Markman v. Westview Instruments, Inc. — Study Outline

I. Case Overview

  • Case: Markman v. Westview Instruments, Inc.
  • Citation: Markman v. Westview Instruments, Inc., 517 U.S. 370 (1996)
  • Category: Patent Law

II. Facts

Herbert Markman owned a patent on a computerized inventory control and reporting system used in retail settings (including dry-cleaning establishments). He sued Westview Instruments, Inc., alleging that Westview's point-of-sale system infringed his patent. The core dispute centered on the meaning of the claim term "inventory," which Markman argued encompassed the tracking of both goods and cash receipts. Westview contended that the patent used "inventory" to refer only to physical articles of merchandise, so its system, which primarily tracked financial information and sales data rather than the movement of goods, did not infringe. At trial, the district court allowed the jury to consider claim meaning and infringement; the jury found for Markman. The court then granted judgment as a matter of law (JMOL) for Westview after construing "inventory" to exclude cash receipts and to be limited to tracking actual articles of inventory—under which construction, Westview's system did not infringe. On appeal, the Federal Circuit (en banc) held that claim construction is a matter of law for the court, affirmed the district court's construction, and sustained the JMOL for Westview.

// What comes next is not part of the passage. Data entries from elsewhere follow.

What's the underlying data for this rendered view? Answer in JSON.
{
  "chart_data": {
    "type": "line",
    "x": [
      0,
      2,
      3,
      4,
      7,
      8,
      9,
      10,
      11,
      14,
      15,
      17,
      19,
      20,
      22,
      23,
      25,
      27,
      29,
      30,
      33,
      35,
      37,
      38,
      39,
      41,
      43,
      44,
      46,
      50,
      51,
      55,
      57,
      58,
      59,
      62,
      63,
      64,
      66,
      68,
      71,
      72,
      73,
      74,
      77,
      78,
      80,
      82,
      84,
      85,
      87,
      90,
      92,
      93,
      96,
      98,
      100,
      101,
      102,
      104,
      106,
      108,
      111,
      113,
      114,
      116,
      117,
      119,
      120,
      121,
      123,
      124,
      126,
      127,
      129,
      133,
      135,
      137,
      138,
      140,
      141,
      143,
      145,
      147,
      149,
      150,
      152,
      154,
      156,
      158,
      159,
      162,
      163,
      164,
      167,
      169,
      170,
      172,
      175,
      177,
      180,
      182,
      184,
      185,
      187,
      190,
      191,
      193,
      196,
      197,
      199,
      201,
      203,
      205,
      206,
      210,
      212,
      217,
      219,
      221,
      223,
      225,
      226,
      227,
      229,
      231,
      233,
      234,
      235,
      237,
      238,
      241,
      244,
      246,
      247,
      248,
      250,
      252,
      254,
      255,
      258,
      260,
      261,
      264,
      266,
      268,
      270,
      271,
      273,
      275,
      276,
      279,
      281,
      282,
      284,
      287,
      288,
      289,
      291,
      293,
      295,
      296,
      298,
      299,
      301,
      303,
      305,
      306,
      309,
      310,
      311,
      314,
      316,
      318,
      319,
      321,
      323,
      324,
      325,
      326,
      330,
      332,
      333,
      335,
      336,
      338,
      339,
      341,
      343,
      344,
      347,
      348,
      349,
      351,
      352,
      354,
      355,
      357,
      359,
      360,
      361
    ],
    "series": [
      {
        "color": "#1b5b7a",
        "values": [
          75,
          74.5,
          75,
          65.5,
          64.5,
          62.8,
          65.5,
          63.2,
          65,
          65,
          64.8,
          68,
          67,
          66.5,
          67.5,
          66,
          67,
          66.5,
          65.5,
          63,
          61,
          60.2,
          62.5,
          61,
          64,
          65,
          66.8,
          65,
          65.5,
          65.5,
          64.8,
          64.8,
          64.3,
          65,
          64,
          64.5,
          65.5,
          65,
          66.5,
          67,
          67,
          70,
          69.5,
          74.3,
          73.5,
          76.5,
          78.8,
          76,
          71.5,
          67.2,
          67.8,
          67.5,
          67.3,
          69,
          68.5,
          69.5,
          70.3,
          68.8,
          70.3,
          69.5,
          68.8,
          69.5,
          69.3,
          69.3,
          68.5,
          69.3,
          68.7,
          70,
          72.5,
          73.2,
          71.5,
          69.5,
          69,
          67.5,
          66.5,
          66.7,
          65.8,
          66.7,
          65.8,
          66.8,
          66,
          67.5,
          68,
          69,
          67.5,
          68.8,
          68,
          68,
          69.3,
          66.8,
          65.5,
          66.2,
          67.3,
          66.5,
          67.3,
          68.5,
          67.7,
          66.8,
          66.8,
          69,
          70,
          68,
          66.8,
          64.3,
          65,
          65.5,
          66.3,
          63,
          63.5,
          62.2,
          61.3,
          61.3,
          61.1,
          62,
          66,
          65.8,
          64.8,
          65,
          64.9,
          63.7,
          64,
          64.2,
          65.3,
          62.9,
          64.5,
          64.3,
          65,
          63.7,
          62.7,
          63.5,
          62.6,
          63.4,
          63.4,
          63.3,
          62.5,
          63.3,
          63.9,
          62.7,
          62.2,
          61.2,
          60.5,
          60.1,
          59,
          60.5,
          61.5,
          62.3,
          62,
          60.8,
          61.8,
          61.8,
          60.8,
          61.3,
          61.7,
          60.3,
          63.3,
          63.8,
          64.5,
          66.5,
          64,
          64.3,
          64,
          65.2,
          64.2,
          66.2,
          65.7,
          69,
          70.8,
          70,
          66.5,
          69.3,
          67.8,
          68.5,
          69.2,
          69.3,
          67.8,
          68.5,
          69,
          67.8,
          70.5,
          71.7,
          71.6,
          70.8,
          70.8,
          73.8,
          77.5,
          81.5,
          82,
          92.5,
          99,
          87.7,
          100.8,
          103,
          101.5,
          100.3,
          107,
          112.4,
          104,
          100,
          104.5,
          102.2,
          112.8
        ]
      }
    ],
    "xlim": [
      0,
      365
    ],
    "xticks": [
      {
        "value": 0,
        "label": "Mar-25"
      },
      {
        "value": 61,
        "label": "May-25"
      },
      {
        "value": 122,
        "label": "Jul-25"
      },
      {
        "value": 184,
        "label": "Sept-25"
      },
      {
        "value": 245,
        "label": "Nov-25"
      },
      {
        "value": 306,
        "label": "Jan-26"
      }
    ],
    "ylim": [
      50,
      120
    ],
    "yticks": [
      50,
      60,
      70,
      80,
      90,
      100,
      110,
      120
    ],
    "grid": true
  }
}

The Supreme Court granted certiorari and affirmed.

III. Issue

Whether the interpretation of patent claim terms (claim construction) is a question of law for the court, or a question of fact for the jury, under the Seventh Amendment and general principles of adjudication.

IV. Rule

Patent claim construction—i.e., interpreting the meaning and scope of patent claim language—is a matter of law to be decided by the court, not by a jury. The Seventh Amendment does not require that juries construe patent claims. In construing claims, courts may consider intrinsic evidence (the claims, specification, and prosecution history) and, where helpful, extrinsic evidence (e.g., expert testimony and treatises), but the ultimate construction remains a legal determination for the judge.

V. Holding

The Supreme Court affirmed the Federal Circuit and held that the construction of patent claims is exclusively for the court. The Seventh Amendment does not mandate that juries interpret patent claim language.

VI. Reasoning

The Court conducted a historical and functional analysis. Historically, at common law, the construction of written instruments—such as deeds, contracts, and statutes—was treated as a question of law for judges. Patents are written instruments, and their claims delineate the legal boundaries of the patentee's rights; thus, their interpretation aligns with the traditional judicial function. English and early American practice reflected judges instructing juries on the meaning of patent documents while leaving to juries factual determinations like infringement and damages. The Court found no historical basis for a jury right to construe claim language. Functionally, the Court emphasized that judges are better equipped to interpret complex written documents, particularly when uniformity across cases is essential. Because the meaning of a patent claim affects subsequent cases and parties, assigning claim construction to judges promotes consistent outcomes and predictability in the national patent system. The Court recognized that claim construction may involve assessing extrinsic evidence; however, it characterized this as aiding the court's understanding of the technology and the usage of terms, not as transforming claim construction into a jury question. Accordingly, the Seventh Amendment posed no obstacle to assigning this task to the court, and the district court properly set aside the jury's verdict based on its independent claim construction.

VII. Significance

Markman established that claim construction is for the judge, catalyzing the widespread use of pretrial Markman hearings and ensuring that the legal scope of a patent is determined before the factfinder assesses infringement and damages. The case advances uniformity and predictability by centralizing interpretive authority with the court, which in turn facilitates consistent appellate review. For law students, Markman is indispensable: it defines the structure of modern patent trials, shapes litigation strategy, and interacts with later cases (e.g., Teva v. Sandoz) addressing how appellate courts review claim construction. While Teva later clarified that subsidiary factual findings underlying claim construction are reviewed for clear error, Markman's allocation of claim construction to judges remains the bedrock of patent adjudication.

VIII. Conclusion

Markman v. Westview Instruments, Inc. reoriented patent trials by assigning the legal task of claim construction to the court. By clarifying that judges, not juries, interpret the language that defines the boundaries of a patent, the Supreme Court advanced uniformity, predictability, and efficiency in patent adjudication.